Below is a list of the typical screen sizes you can expect to find and the resolutions they routinely appear with. Note that the first one in each list will be by far the most common one.
Standard Screen Sizes and Typical Resolutions:
Widescreen Screen Sizes and Typical Resolutions:
- 14" - XGA
- 15" - XGA, SXGA+
14.1" seems to be the sweet spot for travel-ready notebooks, while 15.4" is more for notebooks geared for desktop replacement, and 17" is almost strictly desktop replacement. The lower sizes are for ultraportables and thin and lights.
- 10.6" - WXGA (1280x768)
- 12.1" - WXGA (1280x800)
- 13.3" - WXGA (1280x800)
- 14.1" - WXGA (1280x800)
- 15.4" - WXGA (1280x800), WXGA+, WSXGA+
- 17" - WXGA, WXGA+, WSXGA+, WUXGA
Widescreen Vs. Standard
Widescreen is becoming the norm against standard aspect ratio in notebooks, partially because a widescreen will effectively add a lot more reading space to a screen with a minimal amount of increase in size. More than that, widescreen is fairly logical for humans, since our eyes aren't jammed right next to each other.
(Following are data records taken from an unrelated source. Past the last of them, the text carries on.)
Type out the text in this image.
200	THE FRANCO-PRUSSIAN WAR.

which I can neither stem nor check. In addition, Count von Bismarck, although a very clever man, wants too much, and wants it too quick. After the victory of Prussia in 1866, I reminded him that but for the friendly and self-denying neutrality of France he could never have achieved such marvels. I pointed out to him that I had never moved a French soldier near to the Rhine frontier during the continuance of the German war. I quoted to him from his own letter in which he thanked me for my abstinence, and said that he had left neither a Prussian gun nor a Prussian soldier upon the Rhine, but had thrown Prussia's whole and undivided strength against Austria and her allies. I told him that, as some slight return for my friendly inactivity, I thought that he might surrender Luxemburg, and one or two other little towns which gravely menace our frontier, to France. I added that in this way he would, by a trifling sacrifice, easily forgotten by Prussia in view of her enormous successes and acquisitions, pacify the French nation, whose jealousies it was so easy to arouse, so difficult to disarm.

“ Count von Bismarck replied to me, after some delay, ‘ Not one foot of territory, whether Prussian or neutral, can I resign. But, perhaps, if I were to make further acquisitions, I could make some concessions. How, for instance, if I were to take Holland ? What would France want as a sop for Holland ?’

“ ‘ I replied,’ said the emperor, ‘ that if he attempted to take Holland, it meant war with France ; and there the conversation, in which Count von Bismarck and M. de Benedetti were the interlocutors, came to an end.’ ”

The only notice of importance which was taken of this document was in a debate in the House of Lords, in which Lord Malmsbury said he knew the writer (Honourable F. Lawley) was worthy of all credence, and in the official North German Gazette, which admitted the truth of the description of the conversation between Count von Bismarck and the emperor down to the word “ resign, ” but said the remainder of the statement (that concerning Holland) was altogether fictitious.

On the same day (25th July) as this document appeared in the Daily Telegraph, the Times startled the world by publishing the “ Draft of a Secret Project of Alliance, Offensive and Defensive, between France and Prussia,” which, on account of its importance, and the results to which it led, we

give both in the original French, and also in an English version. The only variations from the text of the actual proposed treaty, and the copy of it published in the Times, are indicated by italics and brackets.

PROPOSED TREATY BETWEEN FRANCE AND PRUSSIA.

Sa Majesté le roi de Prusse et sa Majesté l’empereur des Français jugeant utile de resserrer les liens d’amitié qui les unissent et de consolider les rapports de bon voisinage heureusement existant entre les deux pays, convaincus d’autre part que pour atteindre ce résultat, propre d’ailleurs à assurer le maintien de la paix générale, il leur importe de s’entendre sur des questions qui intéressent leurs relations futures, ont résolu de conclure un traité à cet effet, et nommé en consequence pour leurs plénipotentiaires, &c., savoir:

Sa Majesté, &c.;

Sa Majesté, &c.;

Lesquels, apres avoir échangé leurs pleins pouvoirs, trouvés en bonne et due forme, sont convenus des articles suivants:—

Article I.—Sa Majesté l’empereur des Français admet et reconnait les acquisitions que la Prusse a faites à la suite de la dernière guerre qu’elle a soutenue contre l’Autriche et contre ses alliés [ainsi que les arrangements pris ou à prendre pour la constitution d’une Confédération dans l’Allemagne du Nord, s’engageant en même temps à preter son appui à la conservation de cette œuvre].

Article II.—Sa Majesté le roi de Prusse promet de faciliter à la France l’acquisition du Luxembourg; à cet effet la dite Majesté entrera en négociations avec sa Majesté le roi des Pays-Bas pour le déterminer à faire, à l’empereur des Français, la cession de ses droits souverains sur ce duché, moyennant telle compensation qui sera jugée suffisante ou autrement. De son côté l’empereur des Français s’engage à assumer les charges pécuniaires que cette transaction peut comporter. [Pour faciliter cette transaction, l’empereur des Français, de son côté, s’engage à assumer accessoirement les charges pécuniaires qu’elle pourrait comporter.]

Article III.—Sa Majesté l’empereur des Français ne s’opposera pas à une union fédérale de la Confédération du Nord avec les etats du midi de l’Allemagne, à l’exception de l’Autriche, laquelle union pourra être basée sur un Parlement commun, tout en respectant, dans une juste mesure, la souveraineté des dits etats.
If you're going to be a gamer, though, widescreen can become a problem. While many games will run at widescreen resolutions, many won't either. This is one of those things that really just befuddles me, as most gamer boutique notebooks are being made with widescreens these days.
Glossy Vs. Matte
There are basically two flavors of screen available on notebooks (and flat panel monitors in general) right now: glossy and matte.
Because glossy screens are more common these days, I'll go over those first. Glossy screens are just that - glossy. They have a coating applied to the screen beneath them that is reflective, but also helps reduce "screen door effect" - the black spaces between pixels - and improves the contrast and brightness of the image.
Of course, the downside of a glossy screen is the reflectiveness. It's not at all uncommon to catch a crystal clear reflection or a glare off of something in the environment. Additionally, some users have reported that glossy screens cause more eyestrain for them than matte screens. This pretty much boils down to personal preference; I personally have a hard time choosing between one or the other, though I usually lean towards glossy.